Depuis plusieurs années déjà, des fintechs européennes investissent des segments de marché délaissés ou mal appréhendés par les banques pour développer de nouveaux modes de financement des acteurs économiques. Si leur capacité d’innovation, le soutien de business angels et les opportunités considérables ouvertes par l’open banking leur ont permis d’amorcer leur activité et d’atteindre des niveaux de croissance importants, passer les étapes supérieures exigent d’augmenter leurs volumes de prêt en s’appuyant sur des financements supplémentaires. Or, les seuls acteurs en capacité d’assurer ce rôle si particulier sont aujourd’hui des fonds spécialisés qui dépoussièrent les codes de la finance.
Du revenue-based financing au paiement fractionné, un contexte favorable à l’émergence de nouveaux marchés
La créativité des fintechs européennes leur a permis de transformer les interstices laissés par les acteurs majeurs de la finance en marchés considérables sur lesquels prospérer tout en offrant des services précieux aux consommateurs et en permettant à d’autres acteurs économiques de se développer.
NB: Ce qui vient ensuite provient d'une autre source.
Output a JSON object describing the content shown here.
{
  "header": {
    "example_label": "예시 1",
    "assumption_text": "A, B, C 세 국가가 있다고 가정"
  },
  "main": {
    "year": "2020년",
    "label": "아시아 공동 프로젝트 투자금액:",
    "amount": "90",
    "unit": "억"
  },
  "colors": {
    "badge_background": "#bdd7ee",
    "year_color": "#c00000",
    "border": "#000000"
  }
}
C’est notamment le cas de celles qui développent de nouveaux modèles de paiement fractionné pour les particuliers, comme Pledg, mais aussi de celles qui développent le modèle du « revenue-based financing » pour les sociétés basées sur des technologies SaaS ou les e-commerçants, comme Silvr ou Karmen. La croissance extrêmement rapide de ces acteurs au savoir-faire tant technologique que financier repose sur un contexte favorable et de nombreux atouts. La digitalisation des outils d’évaluation financière des emprunteurs permet ainsi à ces acteurs d’octroyer des crédits dans des délais jusqu’ici inenvisageables mais aussi de développer une approche différente des risques, basée sur un ensemble large et dynamique d’informations. Le contexte réglementaire dans lequel ils évoluent est par ailleurs plus souple que celui que connaissent les banques et a notamment vu en 2019 l’entrée en vigueur de la directive européenne sur les services de paiement (DSP2) accélérant l’émergence de l’open banking.
Un financement classique non adapté à la croissance des fintechs
Dans ce secteur, le développement d’une technologie de rupture et l’investissement en R&D sont similaires à ceux des sociétés de technologie opérant sur d’autres marchés. Le capital alloué par les business angels et les fonds d’amorçage sert, comme ailleurs, à recruter une équipe et faire les investissements nécessaires au développement d’outils technologiques spécifiques. Ces premiers capitaux permettent également d’amorcer la pompe des premiers financements pour construire un début de track record et le « proof of concept ». Mais le véritable défi pour ces sociétés consiste à franchir l’étape supplémentaire, à savoir accélérer leur activité en augmentant leurs volumes prêtés afin d’atteindre l’équilibre d’exploitation, voire la rentabilité. Un moment décisif qui exige d’avoir recours à d’importants financements. Or, les pistes de financements classiques sont inadaptées. Toutes visent en effet le financement des investissements ou du BFR de la société pour sa croissance et non le capital disponible à être prêté à des tiers.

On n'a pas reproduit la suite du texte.